Aus dem Tagebuch eines Weihnachtsengels ....

Aus dem Tagebuch eines Weihnachtsengels ....

24. Dezember. Mitternacht. Ich frage mich ernsthaft, ob ich überhaupt gemacht bin für diesen Beruf. Ich könnte mir im neuen Jahr etwas anderes suchen. Vielleicht werde ich Briefträger. Ich hatte beschlossen, in die Kirche zu gehen. Zur Feier des Tages zog ich meine Festtagssachen an. Weißes Kleid, Federflügel, das volle Programm.

Um drei Uhr kam ich nicht mehr hinein in die Kirche. Die Dame am Eingang sagte mir mitleidig, da hätte ich schon vor einer Stunde da sein müssen. Ich erfuhr, dass es noch drei weitere Gottesdienste gäbe. Um 16 Uhr kam ich dann auch hinein. Ich stellte mich vorn neben den Weihnachtsbaum und rief: "Fürchtet euch nicht!" Weiter kam ich nicht. Ein Mann im dunklen Anzug zog mich zur Seite und raunte, ich wäre noch nicht dran. Um 18 Uhr war es ruhiger. Voller Hoffnung wollte ich meine Botschaft unter die Menschen bringen. Ich stellte mich auf die oberste Stufe und wollte gerade ansetzen, da kam mir der Posaunenchor zuvor. Meine Worte verklangen unter "Oh, du Fröhliche!". Um 23 Uhr war ich erschöpft. Dennoch trat ich vor und rief: "Euch ist heute der Heiland geboren!" Der Pastor zischte, dass wir doch abgesprochen hätten, eine moderne Übersetzung zu benutzen. Ich wusste nicht, was er meinte, und gab auf.

Draußen setzte ich mich auf die Stufen der Kirche. Die klare Luft tat gut. Dann läuteten die Glocken und die Menschen strömten hinaus. Plötzlich legte sich eine Hand auf meine Schulter. "Bist du ein Engel?", fragte eine alte Dame. Sie trug einen gestreiften Pyjama unter ihrem Mantel, was ich sonderbar fand. Ich nickte. Sie strahlte. "Na, dann guck doch nicht so bedröppelt. Ist doch Weihnachten!" Schnell zog sie ein Mann beiseite und entschuldigte sich. Seine Mutter sei etwas wirr.

Wirr? Vielleicht. Aber sie hatte mich erkannt.

(Susanne Niemeyer)

Vielleicht kennen Sie das: nicht gesehen worden zu sein - in dem, was Sie tun oder in dem, was Sie als Person ausmacht. Das fühlt sich nicht gut an. Ich fühle mich dann minderwertig, nicht angenommen, komme mir überflüssig vor. Wir Menschen möchten wahrgenommen werden - das ist ein zutiefst menschliches Bedürfnis. Es geht nicht darum, dass alles, was wir tun, Begeisterungsstürme hervorruft. Es geht auch nicht darum, die eigene Person oder Leistung in den Mittelpunkt zu stellen. Vielmehr geht es oft um die ganz kleinen Dinge, die so viel ausmachen können: ein aufrichtiges Dankeschön für den gebackenen Kuchen oder die herzliche persönliche Begrüßung des Chefs.

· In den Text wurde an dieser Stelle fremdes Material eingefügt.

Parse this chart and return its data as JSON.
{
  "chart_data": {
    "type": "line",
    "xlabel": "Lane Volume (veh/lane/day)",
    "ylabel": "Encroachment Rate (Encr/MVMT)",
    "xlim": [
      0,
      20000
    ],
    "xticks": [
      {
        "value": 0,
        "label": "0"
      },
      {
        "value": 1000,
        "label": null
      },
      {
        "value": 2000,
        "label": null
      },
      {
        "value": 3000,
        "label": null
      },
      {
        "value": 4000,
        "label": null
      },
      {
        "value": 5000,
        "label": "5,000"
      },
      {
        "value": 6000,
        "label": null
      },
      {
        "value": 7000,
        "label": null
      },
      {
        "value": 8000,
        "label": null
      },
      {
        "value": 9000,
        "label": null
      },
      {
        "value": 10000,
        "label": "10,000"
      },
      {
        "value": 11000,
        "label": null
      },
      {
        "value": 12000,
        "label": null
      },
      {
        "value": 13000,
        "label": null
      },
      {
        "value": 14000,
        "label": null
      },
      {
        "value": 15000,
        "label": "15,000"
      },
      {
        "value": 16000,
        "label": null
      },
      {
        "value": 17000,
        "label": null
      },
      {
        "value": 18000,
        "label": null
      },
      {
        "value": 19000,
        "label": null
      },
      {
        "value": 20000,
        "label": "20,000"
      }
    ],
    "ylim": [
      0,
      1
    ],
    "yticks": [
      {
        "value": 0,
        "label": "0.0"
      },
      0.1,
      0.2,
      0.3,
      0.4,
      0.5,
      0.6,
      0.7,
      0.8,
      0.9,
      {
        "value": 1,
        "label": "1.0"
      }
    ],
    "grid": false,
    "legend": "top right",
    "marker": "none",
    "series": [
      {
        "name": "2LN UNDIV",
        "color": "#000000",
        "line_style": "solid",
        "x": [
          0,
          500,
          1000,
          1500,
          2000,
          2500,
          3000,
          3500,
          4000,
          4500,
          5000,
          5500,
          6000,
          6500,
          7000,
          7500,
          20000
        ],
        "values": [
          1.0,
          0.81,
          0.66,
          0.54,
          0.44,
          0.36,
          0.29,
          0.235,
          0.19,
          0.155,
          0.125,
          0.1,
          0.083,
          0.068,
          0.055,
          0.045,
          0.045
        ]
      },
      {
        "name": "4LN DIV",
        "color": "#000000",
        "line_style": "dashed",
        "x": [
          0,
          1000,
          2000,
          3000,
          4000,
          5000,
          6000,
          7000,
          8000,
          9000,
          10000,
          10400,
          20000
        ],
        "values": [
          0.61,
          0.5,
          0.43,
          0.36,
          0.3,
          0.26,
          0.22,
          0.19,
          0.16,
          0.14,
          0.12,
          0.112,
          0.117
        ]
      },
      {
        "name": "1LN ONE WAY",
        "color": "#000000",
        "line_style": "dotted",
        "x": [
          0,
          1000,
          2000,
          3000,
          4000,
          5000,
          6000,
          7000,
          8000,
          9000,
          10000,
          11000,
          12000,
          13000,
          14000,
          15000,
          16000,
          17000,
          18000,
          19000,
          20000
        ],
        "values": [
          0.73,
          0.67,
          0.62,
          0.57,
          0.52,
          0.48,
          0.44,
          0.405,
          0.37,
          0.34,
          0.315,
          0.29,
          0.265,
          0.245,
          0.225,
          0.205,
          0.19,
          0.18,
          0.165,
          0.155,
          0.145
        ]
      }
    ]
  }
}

Die Adventszeit ist da. "Oh je, es ist schon wieder so weit ... und so viele Termine ... " höre ich in diesen Tagen oft. Ja, das stimmt, wir laden uns gerade im Jahresendspurt gern besonders viel auf. Und dennoch möchte ich Sie ermutigen, einen weiteren Termin auf Ihren Tagesplan zu setzen: zehn Minuten Zeit nur für Sie! Einmal am Tag innehalten und tief durchatmen, dem Atem spüren, die Gedanken ziehen lassen und wahrnehmen, was ist. Eine kleine Oase im Alltag. Die Wahrnehmung des anderen beginnt nämlich schon bei uns selbst. Wer achtsam mit sich selbst umgeht, wird auch seinem Umfeld Aufmerksamkeit schenken.

Ich wünsche Ihnen eine segens- und oasenreiche  Adventszeit - vielleicht beschenken Sie ja sich und Ihre Mitmenschen wie die alte Dame im Pyjama den Engel erfreute?